Mademoiselle, je suis à vous !
La jeune fille, en
position de combat, développa son aura. Sans mot dire, elle se jeta sur son
adversaire imposé et lui décocha une série de coups de pied à différentes
hauteurs du corps. Le fils de la nouvelle aube, appréciant la diversité de
cette entrée en matière, trouva sans problème une parade adaptée à chaque
assaut.
- Magnifique jeu de
jambes, s’enthousiasma-t-il. Voyons ce que tu vaux en combat aérien !
Par un balayage au
ras du sol, il obligea Sun-ya à quitter la terre ferme. Du plat de la main, il
la frappa à l’abdomen pour lui faire prendre de l’altitude. Attendant sa
réaction, il fut surpris de la voir s’accrocher au plafond, dont la surface
était pourtant aussi lisse qu’un miroir. De sa main libre, elle envoya un
assortiment d’éclats d’énergie sur Germinal. Le manquant de peu, ces éclats
creusèrent le sol de multiples aspérités disgracieuses.
- Les plus jolies
fleurs se targuent souvent de posséder des épines acérées, professa Brumaire.
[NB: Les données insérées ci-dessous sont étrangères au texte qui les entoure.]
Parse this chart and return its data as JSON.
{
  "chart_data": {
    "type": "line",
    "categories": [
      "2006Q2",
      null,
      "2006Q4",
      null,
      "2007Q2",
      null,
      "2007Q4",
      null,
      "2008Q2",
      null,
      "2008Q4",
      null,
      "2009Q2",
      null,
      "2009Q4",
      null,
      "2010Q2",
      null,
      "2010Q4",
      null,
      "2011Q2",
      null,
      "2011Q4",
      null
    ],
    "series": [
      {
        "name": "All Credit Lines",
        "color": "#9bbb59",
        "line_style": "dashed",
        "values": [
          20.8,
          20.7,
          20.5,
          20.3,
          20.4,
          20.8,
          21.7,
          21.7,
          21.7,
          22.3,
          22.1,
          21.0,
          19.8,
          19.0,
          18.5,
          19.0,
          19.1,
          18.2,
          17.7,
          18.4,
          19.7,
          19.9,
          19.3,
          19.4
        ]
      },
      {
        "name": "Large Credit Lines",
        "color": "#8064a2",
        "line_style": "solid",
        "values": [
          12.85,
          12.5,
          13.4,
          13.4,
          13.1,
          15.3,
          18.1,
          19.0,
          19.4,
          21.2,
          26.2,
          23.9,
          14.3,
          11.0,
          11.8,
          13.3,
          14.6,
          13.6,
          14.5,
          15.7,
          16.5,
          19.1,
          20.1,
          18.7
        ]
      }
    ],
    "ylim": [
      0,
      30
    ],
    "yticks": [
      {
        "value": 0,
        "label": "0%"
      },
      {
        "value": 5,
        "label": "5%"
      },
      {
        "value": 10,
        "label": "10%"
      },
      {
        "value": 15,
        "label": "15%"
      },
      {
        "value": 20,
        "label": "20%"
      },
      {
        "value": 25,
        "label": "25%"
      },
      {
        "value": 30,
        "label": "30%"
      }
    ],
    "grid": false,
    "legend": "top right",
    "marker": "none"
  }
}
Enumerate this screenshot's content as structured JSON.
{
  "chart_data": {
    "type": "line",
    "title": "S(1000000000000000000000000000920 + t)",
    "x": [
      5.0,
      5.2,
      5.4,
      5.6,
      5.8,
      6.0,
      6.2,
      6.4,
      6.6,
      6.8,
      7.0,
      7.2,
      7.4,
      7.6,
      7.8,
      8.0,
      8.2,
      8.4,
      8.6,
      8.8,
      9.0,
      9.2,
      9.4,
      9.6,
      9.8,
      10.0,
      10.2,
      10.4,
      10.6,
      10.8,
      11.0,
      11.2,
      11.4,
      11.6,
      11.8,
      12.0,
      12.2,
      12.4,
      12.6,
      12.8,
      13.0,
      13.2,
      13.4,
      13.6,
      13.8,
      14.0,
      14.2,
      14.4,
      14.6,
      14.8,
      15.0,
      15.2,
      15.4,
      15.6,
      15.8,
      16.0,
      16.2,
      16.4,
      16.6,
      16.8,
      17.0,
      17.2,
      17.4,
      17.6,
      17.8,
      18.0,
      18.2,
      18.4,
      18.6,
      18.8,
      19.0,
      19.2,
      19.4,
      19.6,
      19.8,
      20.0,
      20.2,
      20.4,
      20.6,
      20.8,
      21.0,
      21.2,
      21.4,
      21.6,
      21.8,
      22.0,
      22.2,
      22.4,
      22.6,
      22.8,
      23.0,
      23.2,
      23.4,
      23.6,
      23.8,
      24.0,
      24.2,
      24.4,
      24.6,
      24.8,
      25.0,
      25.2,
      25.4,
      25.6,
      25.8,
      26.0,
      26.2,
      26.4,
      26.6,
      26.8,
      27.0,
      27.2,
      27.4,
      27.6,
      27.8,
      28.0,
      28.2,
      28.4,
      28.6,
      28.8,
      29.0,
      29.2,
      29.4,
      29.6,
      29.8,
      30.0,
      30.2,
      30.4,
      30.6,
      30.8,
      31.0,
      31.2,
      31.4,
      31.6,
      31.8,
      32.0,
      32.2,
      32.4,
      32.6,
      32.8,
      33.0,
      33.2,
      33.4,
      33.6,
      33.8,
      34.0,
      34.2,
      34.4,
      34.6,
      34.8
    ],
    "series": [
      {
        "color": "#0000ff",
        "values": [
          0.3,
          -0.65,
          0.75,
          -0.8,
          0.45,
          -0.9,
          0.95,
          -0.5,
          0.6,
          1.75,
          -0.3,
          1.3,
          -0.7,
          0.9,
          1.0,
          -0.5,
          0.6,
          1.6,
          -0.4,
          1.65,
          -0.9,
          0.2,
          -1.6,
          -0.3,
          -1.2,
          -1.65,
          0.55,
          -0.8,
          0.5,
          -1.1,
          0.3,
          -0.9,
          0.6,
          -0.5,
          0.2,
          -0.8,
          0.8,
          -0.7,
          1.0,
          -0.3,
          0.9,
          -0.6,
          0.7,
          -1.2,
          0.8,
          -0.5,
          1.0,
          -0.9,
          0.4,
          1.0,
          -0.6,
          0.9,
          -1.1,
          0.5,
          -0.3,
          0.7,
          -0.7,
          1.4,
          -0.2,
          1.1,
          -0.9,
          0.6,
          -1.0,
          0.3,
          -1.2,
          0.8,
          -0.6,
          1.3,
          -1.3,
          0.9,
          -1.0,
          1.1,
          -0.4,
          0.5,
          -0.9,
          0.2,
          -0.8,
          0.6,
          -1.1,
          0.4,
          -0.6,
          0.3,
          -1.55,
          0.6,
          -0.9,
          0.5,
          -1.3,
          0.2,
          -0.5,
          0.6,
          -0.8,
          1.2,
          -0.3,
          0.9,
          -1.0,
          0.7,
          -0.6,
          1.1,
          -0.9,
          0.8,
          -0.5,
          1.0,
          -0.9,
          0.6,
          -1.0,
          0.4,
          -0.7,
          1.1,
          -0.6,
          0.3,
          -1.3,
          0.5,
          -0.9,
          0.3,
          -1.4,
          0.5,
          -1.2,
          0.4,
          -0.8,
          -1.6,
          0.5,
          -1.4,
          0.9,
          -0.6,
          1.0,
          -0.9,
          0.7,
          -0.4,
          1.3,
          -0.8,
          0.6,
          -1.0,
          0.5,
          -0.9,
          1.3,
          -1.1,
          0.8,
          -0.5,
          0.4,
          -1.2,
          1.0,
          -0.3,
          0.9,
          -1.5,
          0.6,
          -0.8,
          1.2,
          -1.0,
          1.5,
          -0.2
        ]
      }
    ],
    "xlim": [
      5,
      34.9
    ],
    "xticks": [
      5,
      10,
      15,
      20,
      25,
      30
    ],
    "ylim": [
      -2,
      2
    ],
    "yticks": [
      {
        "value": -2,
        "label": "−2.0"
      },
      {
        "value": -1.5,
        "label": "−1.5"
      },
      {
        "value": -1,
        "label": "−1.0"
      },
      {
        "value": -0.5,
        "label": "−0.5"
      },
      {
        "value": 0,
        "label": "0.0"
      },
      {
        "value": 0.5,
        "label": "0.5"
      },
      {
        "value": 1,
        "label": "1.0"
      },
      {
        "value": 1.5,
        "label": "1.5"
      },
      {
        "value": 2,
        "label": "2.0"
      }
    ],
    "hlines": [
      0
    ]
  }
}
En voici un parfait exemple !
- Fleur elle est,
fleur elle restera ! REVIVAL PRISM !!!
Germinal passa à la
vitesse supérieure. Son rayon toucha Sun-ya et la ramena au sol, aussi
rapidement qu’elle l’avait quitté.
- Le corps humain
est une machine fabuleuse, commenta Germinal sans lâcher prise. Ton être ne
disparaîtra pas, je vais seulement fondre ses précieux mécanismes pour les
reforger à ma convenance ! Ta mort permettra peut être de prolonger la vie d’une poignée de
déshérités ! A moins qu’elle ne serve à embellir leurs mornes
existences !
Sun-ya sentit chaque
cellule de son corps vibrer et se modifier inexorablement. Avant qu’il ne soit
trop tard, elle se releva et, en chant du cygne, poussa son cosmos en ses
ultimes retranchements.
- Ne lutte pas
inutilement ! Tu ne parviendras qu’à prolonger ton agonie !
La voix de Germinal
était imprégnée d’une réelle émotion. Brumaire, qui le connaissait bien, songea
qu’il était sûrement plus à plaindre que Sun-ya. Machinalement, il soupesa sa
sacoche et pensa :
- Au jour du
jugement dernier, le poids de tes fautes pèsera aussi lourd que celui de tes
mérites ! Si Hadès est indulgent, il t’accordera sans doute un arpent de
son royaume pour exercer à jamais tes talents…
Sortant abruptement
Brumaire de ses réflexions, Sun-ya, pour la première fois, fit entendre le son
de sa voix :
- Si je dois mourir,
tu m’accompagneras au tombeau ! FIRELIFE COMBUSTION !!!
Une énergie blafarde
enveloppa la jeune fille. Brumaire, atterré, réalisa qu’elle cherchait à
combiner la faculté d’auto combustion de son organisme à son propre cosmos.
Ceci afin de créer une explosion dévastatrice. Mais une voix autoritaire somma
les belligérants de cesser le combat, avant d’atteindre le point de non-retour.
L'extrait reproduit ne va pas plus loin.